Application of remote sensing using a GIS based soil water assessment tool(SWAT)to estimate river discharge in the Kabompo river basin-Zambia
MetadataShow full item record
The Kabompo river basin with an area of 72,000 km2, in North-Western Zambia is one of the major tributaries of the upper Zambezi River. Key water resources management problems in the Kabompo include water allocation to agriculture and ecosystems, effects of land-cover change on the flow regime and potential impacts from mine tailing dams. The objectives for the study were to apply Remote Sensing and a GIS based Soil Water Assessment Tool (SWAT) to estimate river discharge for the basin in order to address the water resource management challenges. Because of paucity of observed data in the Kabompo basin, the model primarily depended on remote sensing datasets for calibration and validation. The Kabompo basin was discretized into 177 sub-basins with a total of 1004 hydrological response units. Methodology included the use of a semi-distributed; ArcGIS based Soil Water Assessment Tool (SWAT) software for hydrological modeling. Remote sensing data sets that included weather data, drainage network and slopes, landuse/ land cover and soils were used to create a database for the sub-basins using ArcGIS. The simulated flow from the SWAT model was calibrated with ESA ERS-2 and ENVISAT radar altimetry river stage values converted to discharge. Observed river flow data for six stations over different time periods between 1990 and 2007 were used in validation and uncertainty analysis of the radar altimetry flow data and remotely sensed weather data, respectively. The model’s results showed good correlation with observed data giving a Nash Sutcliffe coefficient of 0.87 and an R² value of 0.93, after calibration.

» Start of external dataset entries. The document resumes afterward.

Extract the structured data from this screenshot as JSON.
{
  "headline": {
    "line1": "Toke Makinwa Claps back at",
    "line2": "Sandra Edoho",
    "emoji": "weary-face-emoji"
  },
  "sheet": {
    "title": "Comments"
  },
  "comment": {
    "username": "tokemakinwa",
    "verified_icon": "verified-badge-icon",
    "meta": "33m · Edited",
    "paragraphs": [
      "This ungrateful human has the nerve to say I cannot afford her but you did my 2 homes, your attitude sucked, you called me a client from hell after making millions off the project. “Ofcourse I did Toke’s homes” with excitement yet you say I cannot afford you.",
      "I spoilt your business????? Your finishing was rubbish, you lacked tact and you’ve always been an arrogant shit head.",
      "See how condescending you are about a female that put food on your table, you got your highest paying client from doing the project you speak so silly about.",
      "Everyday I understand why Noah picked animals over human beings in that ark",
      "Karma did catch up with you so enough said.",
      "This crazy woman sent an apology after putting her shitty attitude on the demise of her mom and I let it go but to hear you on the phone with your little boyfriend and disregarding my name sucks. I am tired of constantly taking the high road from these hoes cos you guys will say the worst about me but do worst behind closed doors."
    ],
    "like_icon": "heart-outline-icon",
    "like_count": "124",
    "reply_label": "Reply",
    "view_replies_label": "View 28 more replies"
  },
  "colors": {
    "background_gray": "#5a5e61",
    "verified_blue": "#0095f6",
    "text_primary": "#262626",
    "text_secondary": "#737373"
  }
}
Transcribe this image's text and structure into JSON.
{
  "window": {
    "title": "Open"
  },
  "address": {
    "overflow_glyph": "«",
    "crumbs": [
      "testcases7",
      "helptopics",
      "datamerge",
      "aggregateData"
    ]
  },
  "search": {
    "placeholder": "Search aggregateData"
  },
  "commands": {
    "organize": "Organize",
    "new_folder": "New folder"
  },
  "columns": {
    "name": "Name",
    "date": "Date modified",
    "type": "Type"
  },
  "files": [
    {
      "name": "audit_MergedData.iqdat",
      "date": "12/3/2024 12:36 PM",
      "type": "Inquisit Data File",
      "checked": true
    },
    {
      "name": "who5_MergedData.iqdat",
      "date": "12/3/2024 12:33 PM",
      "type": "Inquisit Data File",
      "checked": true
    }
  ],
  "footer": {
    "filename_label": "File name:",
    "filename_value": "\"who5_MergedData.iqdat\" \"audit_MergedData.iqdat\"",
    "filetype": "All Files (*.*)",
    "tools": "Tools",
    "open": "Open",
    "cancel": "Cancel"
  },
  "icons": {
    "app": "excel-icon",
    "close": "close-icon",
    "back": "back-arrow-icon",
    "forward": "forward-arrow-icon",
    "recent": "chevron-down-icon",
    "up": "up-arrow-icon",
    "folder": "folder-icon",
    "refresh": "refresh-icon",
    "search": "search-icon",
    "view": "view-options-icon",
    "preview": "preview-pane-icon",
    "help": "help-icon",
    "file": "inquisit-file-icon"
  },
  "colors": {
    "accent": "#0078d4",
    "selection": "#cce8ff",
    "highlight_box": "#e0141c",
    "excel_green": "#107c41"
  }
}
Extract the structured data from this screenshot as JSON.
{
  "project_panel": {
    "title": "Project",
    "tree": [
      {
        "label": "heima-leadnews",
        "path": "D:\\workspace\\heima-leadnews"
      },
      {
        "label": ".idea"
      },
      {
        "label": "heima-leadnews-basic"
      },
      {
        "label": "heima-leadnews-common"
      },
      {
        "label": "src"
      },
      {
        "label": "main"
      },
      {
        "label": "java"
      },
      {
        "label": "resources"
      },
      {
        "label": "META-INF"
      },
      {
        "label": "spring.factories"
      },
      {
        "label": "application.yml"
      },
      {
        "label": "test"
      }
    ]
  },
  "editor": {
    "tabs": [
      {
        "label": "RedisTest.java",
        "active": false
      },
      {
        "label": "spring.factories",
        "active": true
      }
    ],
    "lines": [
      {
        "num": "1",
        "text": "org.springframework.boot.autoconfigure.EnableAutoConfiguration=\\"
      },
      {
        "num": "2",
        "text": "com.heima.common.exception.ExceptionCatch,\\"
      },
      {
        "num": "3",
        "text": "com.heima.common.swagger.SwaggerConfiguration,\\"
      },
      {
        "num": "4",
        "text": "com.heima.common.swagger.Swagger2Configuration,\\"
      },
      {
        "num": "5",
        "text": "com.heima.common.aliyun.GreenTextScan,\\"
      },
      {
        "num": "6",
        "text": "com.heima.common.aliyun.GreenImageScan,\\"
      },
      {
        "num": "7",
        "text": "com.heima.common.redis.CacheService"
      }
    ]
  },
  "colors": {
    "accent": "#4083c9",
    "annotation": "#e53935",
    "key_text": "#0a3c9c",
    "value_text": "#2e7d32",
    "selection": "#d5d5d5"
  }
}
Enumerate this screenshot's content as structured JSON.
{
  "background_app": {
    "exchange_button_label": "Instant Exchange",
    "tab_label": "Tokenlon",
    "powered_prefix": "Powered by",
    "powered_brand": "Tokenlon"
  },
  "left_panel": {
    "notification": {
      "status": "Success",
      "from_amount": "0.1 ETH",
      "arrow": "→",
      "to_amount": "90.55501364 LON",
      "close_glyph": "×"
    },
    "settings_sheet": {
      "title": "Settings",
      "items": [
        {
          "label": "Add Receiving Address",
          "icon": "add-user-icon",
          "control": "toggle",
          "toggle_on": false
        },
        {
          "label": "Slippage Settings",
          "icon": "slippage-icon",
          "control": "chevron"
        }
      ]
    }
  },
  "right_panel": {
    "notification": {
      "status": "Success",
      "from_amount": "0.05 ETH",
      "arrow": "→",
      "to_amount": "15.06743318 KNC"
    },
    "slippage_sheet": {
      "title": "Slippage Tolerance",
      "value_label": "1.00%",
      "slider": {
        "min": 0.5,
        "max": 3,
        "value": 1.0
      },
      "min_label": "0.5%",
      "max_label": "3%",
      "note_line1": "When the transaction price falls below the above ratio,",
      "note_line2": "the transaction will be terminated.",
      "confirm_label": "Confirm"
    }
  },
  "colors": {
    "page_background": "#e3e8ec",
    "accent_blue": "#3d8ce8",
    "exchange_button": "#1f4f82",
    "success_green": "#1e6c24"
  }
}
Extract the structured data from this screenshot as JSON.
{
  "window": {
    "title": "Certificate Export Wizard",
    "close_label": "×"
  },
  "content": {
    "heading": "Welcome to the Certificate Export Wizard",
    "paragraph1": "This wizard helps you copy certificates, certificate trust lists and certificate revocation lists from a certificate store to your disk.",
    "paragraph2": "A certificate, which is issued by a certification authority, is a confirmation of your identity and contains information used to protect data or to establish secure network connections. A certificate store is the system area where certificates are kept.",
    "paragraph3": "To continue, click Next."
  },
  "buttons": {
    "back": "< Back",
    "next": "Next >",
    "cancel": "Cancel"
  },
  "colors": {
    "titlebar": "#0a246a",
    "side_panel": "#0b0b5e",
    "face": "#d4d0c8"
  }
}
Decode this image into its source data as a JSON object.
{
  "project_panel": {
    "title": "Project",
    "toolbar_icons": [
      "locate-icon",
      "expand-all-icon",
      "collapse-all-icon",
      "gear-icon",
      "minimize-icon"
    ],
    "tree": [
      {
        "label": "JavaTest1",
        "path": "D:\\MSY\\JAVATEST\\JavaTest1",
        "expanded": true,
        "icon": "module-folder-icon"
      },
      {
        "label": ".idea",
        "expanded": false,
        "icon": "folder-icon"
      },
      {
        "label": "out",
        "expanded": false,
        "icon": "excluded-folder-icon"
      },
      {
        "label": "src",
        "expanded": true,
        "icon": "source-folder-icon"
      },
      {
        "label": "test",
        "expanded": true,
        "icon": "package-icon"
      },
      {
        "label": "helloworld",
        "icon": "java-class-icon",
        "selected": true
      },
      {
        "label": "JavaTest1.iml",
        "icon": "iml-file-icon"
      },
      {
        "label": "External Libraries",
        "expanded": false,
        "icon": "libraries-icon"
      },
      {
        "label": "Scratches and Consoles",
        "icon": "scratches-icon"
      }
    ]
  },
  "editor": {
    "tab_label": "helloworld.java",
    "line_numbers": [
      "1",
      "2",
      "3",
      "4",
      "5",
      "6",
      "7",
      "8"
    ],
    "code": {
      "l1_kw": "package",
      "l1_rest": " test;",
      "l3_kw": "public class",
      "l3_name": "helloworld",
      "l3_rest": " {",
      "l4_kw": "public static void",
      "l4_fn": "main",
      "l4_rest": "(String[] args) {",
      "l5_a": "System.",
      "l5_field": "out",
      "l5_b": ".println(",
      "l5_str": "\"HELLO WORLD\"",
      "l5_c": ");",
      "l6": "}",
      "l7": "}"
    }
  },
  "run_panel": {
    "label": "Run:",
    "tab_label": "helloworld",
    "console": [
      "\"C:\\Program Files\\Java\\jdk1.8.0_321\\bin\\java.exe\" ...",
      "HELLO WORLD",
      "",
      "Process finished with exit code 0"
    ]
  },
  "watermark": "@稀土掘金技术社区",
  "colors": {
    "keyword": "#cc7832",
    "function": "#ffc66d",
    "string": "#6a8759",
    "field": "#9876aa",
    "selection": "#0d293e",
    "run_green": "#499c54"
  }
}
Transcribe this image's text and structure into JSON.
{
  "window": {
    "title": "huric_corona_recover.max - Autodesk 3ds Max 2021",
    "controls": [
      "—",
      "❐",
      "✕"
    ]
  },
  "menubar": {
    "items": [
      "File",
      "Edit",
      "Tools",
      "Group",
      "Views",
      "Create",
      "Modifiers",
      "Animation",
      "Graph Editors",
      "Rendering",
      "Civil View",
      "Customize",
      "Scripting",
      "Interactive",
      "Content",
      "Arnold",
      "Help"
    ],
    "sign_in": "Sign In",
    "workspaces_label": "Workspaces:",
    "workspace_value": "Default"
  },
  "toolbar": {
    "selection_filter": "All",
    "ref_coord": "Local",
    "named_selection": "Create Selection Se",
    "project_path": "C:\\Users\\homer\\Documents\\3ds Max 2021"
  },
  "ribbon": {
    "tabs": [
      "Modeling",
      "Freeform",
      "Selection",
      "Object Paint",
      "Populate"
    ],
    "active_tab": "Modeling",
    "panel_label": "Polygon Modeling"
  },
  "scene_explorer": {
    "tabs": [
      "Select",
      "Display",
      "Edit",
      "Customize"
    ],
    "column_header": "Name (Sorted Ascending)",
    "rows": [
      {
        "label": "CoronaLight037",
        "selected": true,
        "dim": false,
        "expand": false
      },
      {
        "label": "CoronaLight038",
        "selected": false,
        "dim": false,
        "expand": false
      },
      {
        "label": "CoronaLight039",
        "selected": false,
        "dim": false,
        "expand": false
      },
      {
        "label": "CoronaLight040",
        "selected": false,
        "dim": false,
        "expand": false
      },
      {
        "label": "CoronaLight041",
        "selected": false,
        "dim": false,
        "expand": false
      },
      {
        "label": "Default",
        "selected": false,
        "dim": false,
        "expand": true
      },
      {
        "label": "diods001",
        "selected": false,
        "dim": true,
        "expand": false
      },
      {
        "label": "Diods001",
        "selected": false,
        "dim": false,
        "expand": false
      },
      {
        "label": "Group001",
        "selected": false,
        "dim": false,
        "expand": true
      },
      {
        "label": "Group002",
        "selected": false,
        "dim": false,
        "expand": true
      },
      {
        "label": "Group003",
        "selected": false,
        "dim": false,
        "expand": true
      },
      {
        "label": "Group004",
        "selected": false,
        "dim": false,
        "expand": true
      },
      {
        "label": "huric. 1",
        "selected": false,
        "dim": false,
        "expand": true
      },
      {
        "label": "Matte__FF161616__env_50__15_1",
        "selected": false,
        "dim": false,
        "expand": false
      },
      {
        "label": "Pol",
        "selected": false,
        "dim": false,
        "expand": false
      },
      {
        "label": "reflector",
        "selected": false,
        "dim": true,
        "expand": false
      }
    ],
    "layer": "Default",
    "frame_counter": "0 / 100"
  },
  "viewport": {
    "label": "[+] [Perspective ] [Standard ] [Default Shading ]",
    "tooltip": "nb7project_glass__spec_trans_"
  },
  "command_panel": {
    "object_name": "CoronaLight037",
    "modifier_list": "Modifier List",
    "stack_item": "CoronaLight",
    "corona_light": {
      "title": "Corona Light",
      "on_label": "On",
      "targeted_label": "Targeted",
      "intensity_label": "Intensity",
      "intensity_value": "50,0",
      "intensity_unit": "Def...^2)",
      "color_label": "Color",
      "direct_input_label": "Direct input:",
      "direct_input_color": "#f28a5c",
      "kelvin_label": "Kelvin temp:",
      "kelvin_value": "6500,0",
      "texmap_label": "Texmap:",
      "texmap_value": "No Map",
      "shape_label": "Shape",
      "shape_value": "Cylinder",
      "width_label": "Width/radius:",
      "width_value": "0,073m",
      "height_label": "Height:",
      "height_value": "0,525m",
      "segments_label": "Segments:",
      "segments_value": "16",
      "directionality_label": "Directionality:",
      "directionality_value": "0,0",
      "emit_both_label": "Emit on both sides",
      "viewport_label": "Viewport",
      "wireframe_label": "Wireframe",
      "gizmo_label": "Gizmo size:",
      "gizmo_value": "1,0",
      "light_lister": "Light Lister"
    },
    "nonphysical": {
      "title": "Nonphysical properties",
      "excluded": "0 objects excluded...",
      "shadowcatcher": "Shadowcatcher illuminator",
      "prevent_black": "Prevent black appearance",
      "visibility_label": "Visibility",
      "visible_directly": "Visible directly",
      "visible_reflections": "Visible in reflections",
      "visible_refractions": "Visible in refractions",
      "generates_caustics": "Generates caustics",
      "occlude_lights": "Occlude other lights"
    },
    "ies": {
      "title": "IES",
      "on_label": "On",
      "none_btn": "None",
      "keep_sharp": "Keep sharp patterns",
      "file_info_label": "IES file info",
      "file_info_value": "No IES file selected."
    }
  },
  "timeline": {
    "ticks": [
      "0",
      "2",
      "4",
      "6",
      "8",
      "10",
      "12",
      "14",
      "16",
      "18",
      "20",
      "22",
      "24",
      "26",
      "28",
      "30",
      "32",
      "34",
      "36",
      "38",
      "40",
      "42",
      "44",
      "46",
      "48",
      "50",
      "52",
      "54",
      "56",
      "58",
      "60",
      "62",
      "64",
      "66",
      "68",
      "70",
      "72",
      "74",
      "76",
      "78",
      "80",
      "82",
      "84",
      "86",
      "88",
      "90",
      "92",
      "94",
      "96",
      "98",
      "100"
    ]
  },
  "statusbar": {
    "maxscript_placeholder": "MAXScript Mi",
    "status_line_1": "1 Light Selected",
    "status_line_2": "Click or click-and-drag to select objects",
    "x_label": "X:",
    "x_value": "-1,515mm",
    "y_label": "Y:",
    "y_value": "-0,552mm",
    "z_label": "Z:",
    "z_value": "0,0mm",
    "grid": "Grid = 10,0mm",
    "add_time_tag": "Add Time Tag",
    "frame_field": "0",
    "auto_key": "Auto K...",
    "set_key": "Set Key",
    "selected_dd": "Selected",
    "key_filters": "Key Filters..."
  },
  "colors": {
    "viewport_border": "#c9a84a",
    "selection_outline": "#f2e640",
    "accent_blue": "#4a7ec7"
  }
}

The simulation results obtained from the model can be used in a number of water resources management activities like water rights, water allocation, and flood warning. The model is able to generate estimated river flow and stage values even for un-gauged streams. It’s also able to simulate long-term data of a wider area including inaccessible locations than conventional hydrological techniques. It is concluded that remote sensing is a useful tool for estimation of hydrological data where it is lacking or in unguaged and in accessible areas. Its wide use in a country like Zambia should greatly improve water resources management in a number of areas.